TUNIS: Hamadi Mezzi, l’une des figures les plus en vue de la scène théâtrale tunisienne, en dresse un tableau guère reluisant à l’occasion de la Journée mondiale du théâtre.
La dégringolade que la Tunisie connaît depuis quelques années ne se limite pas aux domaines politique, économique et social. Elle s’étend à un autre qui était naguère l’un de ses titres de gloire: le théâtre. C’est du moins le constat que fait M. Mezzi qui, le 28 mars dernier, a lancé un véritable cri du cœur.
Dans un texte publié le lendemain de la Journée mondiale du théâtre, ce dramaturge et metteur en scène attire l’attention sur la dégradation en Tunisie de la maîtrise de cet art que Hamadi Mezzi pratique depuis quarante-sept ans.
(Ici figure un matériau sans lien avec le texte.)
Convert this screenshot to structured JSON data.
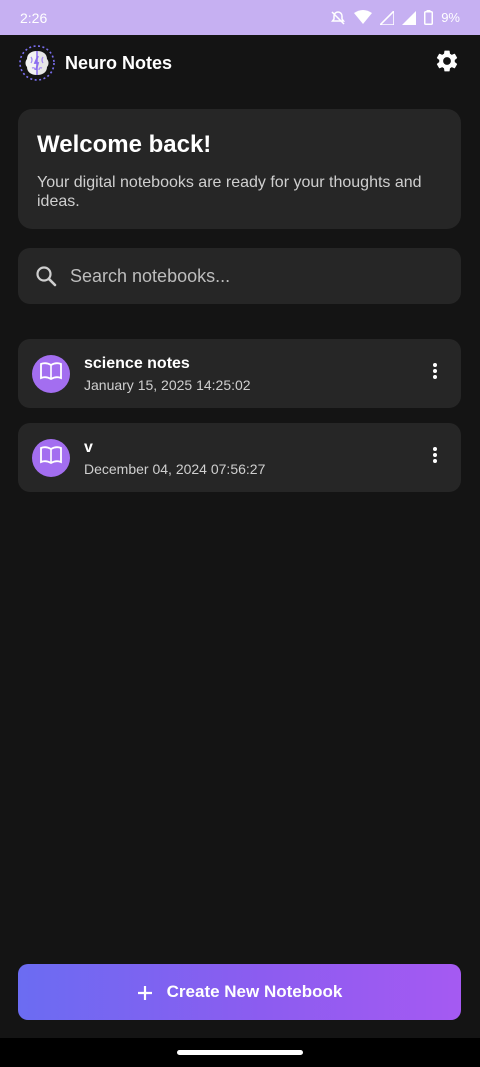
{
  "status_bar": {
    "time": "2:26",
    "battery": "9%",
    "icons": [
      "bell-off-icon",
      "wifi-icon",
      "signal-icon",
      "signal-icon",
      "battery-icon"
    ]
  },
  "header": {
    "title": "Neuro Notes",
    "logo_icon": "brain-icon",
    "settings_icon": "gear-icon"
  },
  "welcome": {
    "title": "Welcome back!",
    "text": "Your digital notebooks are ready for your thoughts and ideas."
  },
  "search": {
    "placeholder": "Search notebooks...",
    "value": ""
  },
  "notebooks": [
    {
      "title": "science notes",
      "date": "January 15, 2025 14:25:02",
      "icon": "book-icon"
    },
    {
      "title": "v",
      "date": "December 04, 2024 07:56:27",
      "icon": "book-icon"
    }
  ],
  "create_button": {
    "label": "Create New Notebook",
    "icon": "plus-icon"
  },
  "colors": {
    "background": "#141414",
    "card": "#262626",
    "accent": "#a36ef0",
    "status_bar": "#c6b0f2",
    "gradient_start": "#6b6cf2",
    "gradient_end": "#a55af2"
  }
}
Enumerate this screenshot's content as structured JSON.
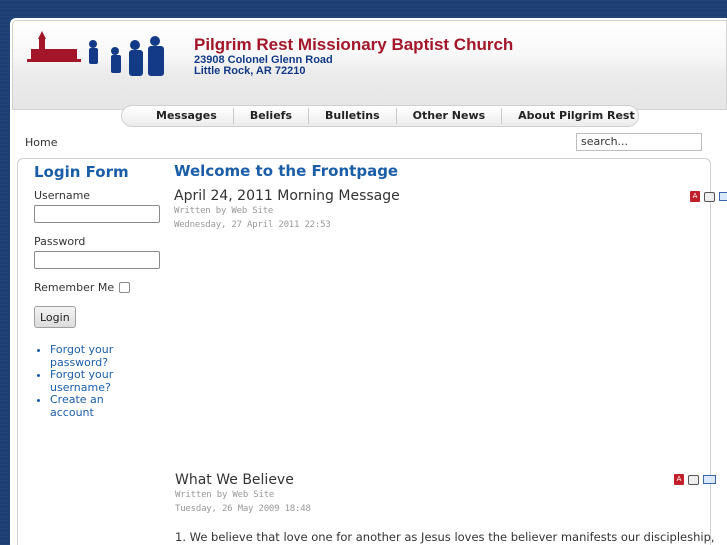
{
  "site": {
    "title": "Pilgrim Rest Missionary Baptist Church",
    "address_line1": "23908 Colonel Glenn Road",
    "address_line2": "Little Rock, AR  72210",
    "colors": {
      "title": "#a3162a",
      "address": "#123a86",
      "link": "#1b5ea8",
      "background": "#1d3f74"
    }
  },
  "nav": {
    "items": [
      {
        "label": "Messages"
      },
      {
        "label": "Beliefs"
      },
      {
        "label": "Bulletins"
      },
      {
        "label": "Other News"
      },
      {
        "label": "About Pilgrim Rest"
      }
    ]
  },
  "breadcrumb": "Home",
  "search": {
    "value": "search..."
  },
  "login": {
    "title": "Login Form",
    "username_label": "Username",
    "password_label": "Password",
    "remember_label": "Remember Me",
    "button": "Login",
    "links": [
      "Forgot your password?",
      "Forgot your username?",
      "Create an account"
    ]
  },
  "main": {
    "title": "Welcome to the Frontpage",
    "articles": [
      {
        "title": "April 24, 2011 Morning Message",
        "author": "Written by Web Site",
        "date": "Wednesday, 27 April 2011 22:53"
      },
      {
        "title": "What We Believe",
        "author": "Written by Web Site",
        "date": "Tuesday, 26 May 2009 18:48",
        "body": "1. We believe that love one for another as Jesus loves the believer manifests our discipleship,"
      }
    ],
    "icons": [
      "pdf-icon",
      "print-icon",
      "email-icon"
    ]
  }
}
Ses griefs sont multiples.
Le premier tient au fait que «la plupart des pièces sont des adaptations de textes théâtraux mondiaux et de romans» et qu’il y a «très peu de pièces innovantes». D’après le dramaturge, ce phénomène fait du tort au «théâtre tunisien précurseur à l’échelle arabe et africaine en matière de recherche et de renouveau».
M. Mezzi s’étonne aussi – deuxième frustration – de voir «des compagnies de théâtre modestes» représenter la Tunisie à des festivals arabes et africains, grâce à du «copinage». Pour mettre fin à cette situation, il appelle le ministère de la Culture à «rationaliser le dispositif d’acquisition des spectacles, qu’ils soient destinés à être présentés lors de festivals tunisiens, arabes ou internationaux».
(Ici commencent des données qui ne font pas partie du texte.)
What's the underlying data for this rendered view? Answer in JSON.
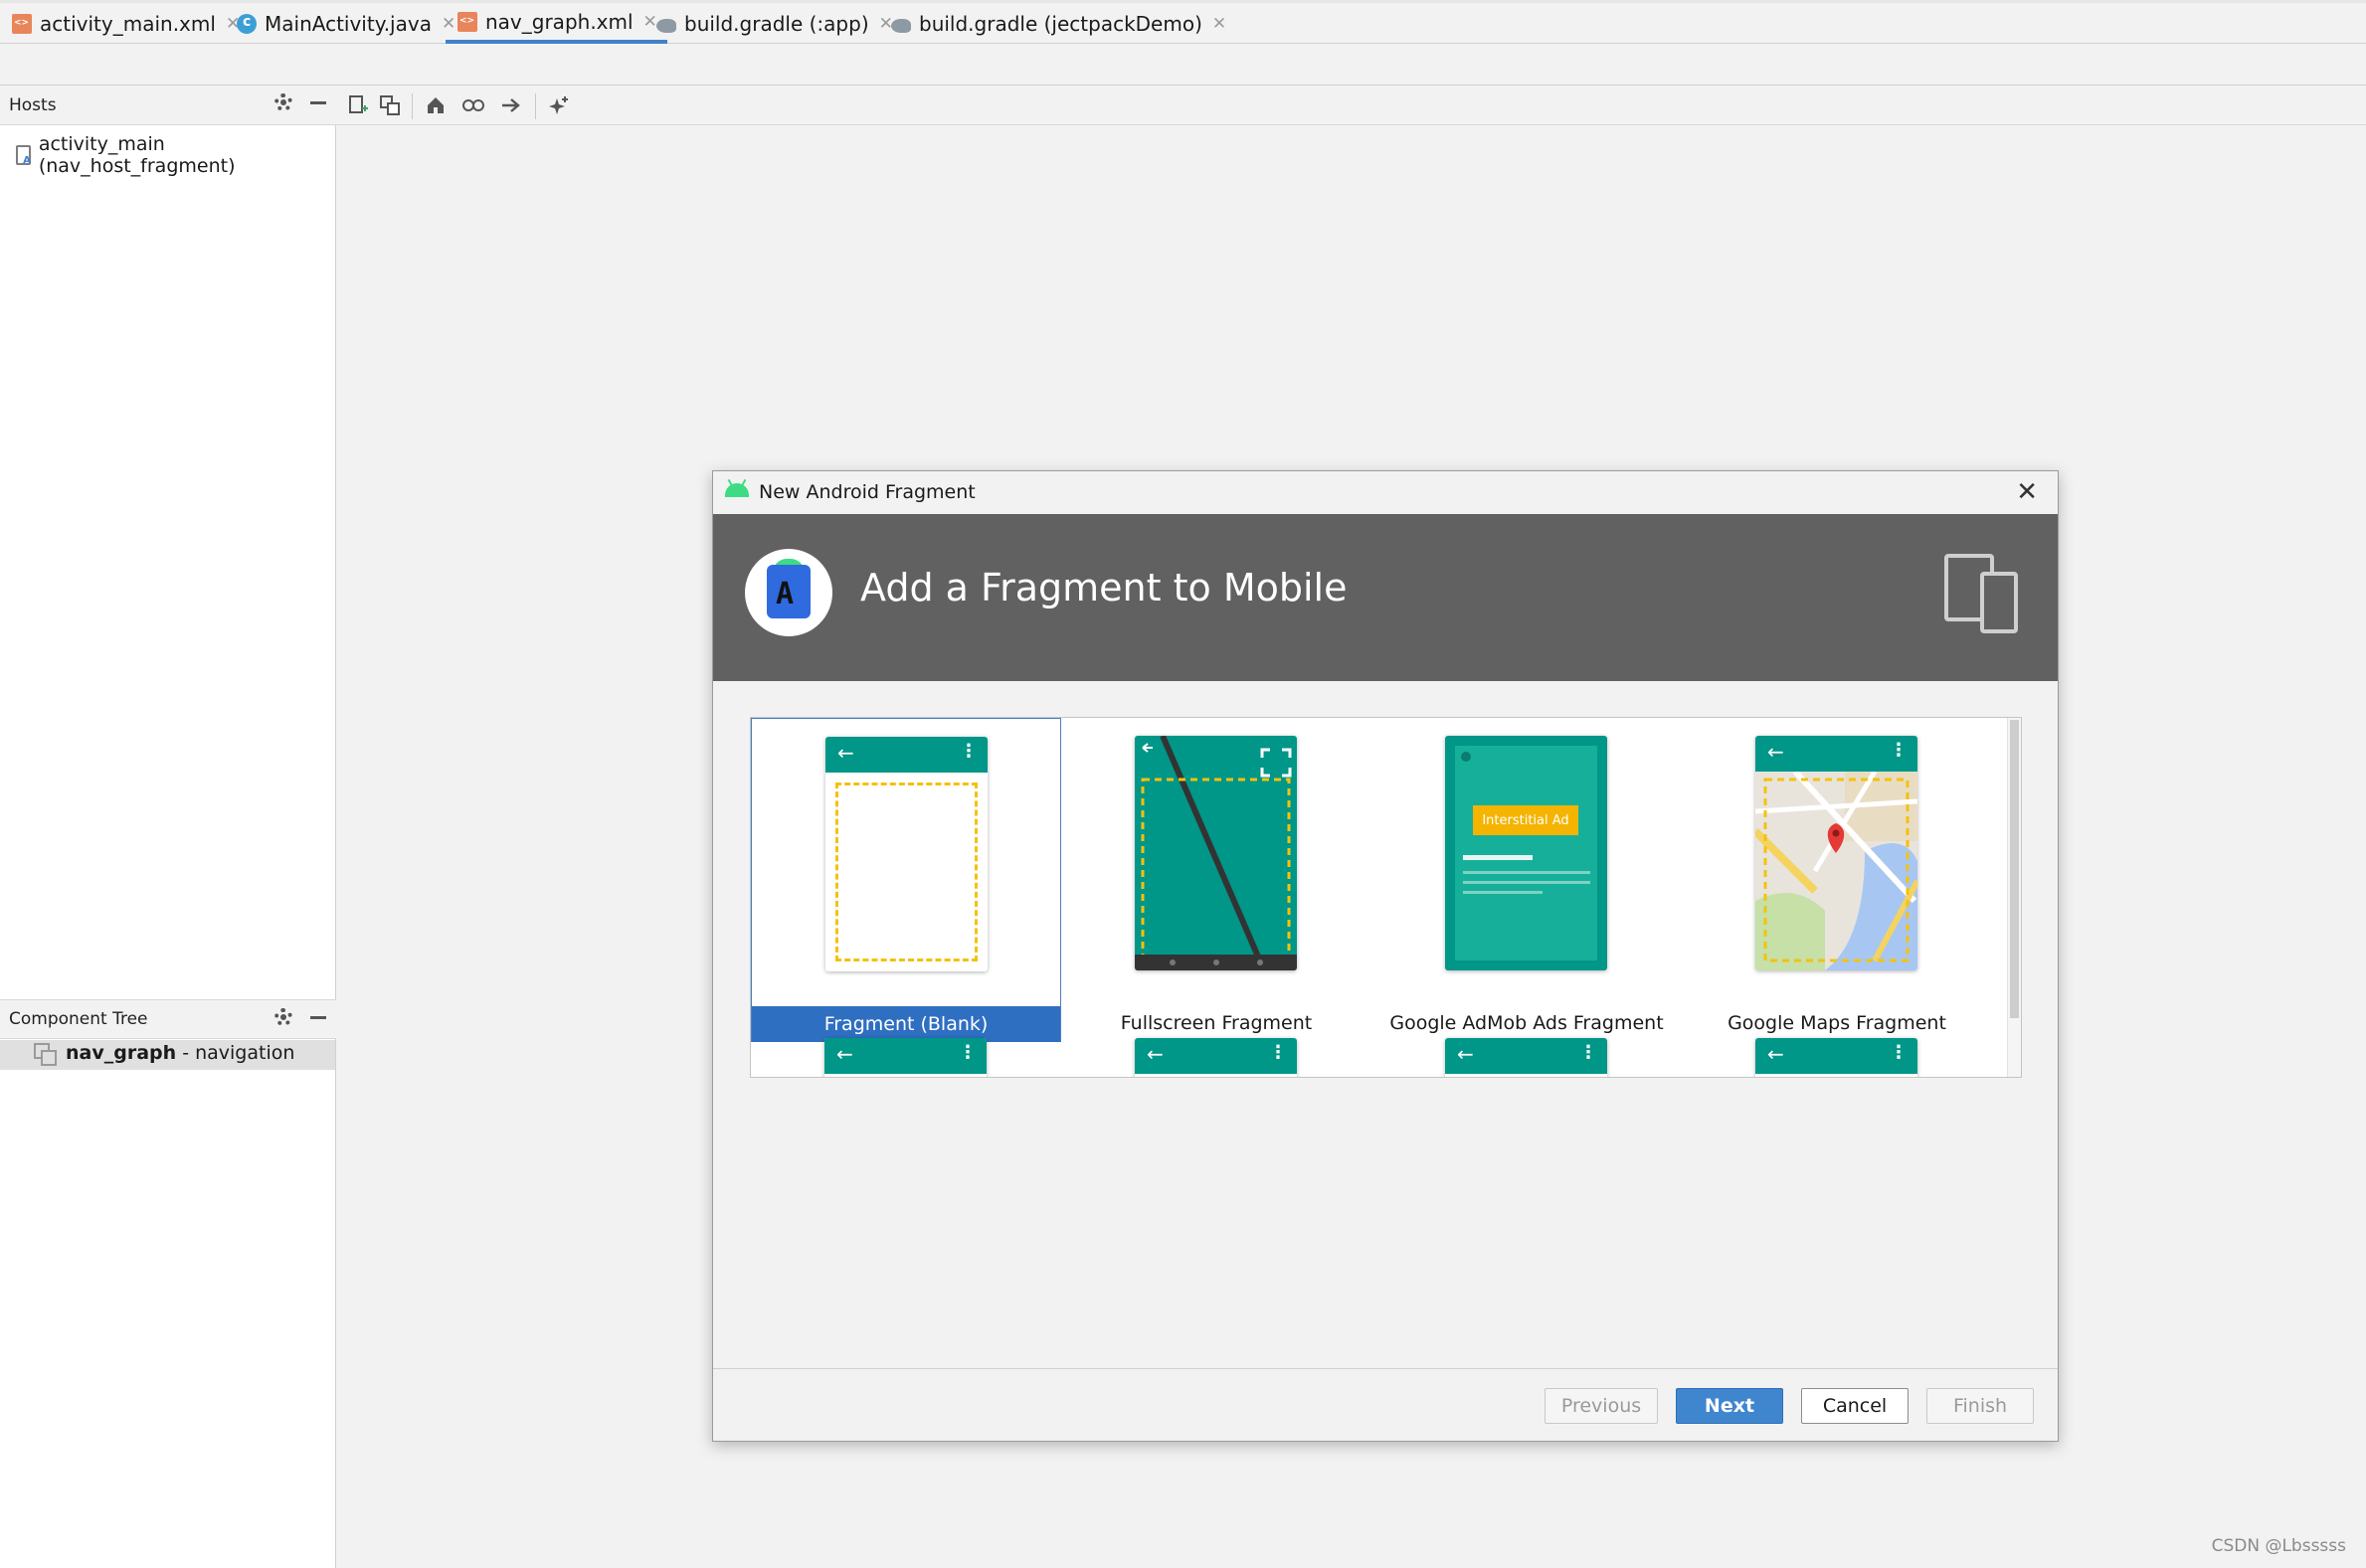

Hamadi Mezzi accuse aussi certaines de ces troupes de tromperie sur la marchandise, car elles recrutent des attachés de presse qui, selon lui, deviennent des «outils de propagande» et «écrivent des articles trompeurs sur des pièces très modestes».
Ce qui énerve sans doute le plus Hamadi Mezzi, ce sont «les très nombreux intrus qui parviennent, grâce à des structures influentes, à bénéficier de la carte professionnelle, à intégrer le milieu théâtral et, partant, à concurrencer les vrais professionnels»
En outre, le fondateur, en 1989, de la troupe de théâtre Sindbad – qui a produit dix-sept pièces – trouve regrettable la rupture entre les maisons de la culture et les maisons des jeunes, d’un côté, et les écoles et universités, de l’autre, imputable selon lui à l’absence «de professeurs spécialisés pouvant encadrer les jeunes amoureux de théâtre de manière appropriée».
Mais ce qui énerve sans doute le plus M. Mezzi, ce sont «les très nombreux intrus qui parviennent, grâce à des structures influentes, à bénéficier de la carte professionnelle, à intégrer le milieu théâtral et, partant, à concurrencer les vrais professionnels». Pour lui, «cette situation que tout le monde connaît, doit cesser» et pour cela, il faudrait revoir «de manière radicale» les critères d’attribution des cartes.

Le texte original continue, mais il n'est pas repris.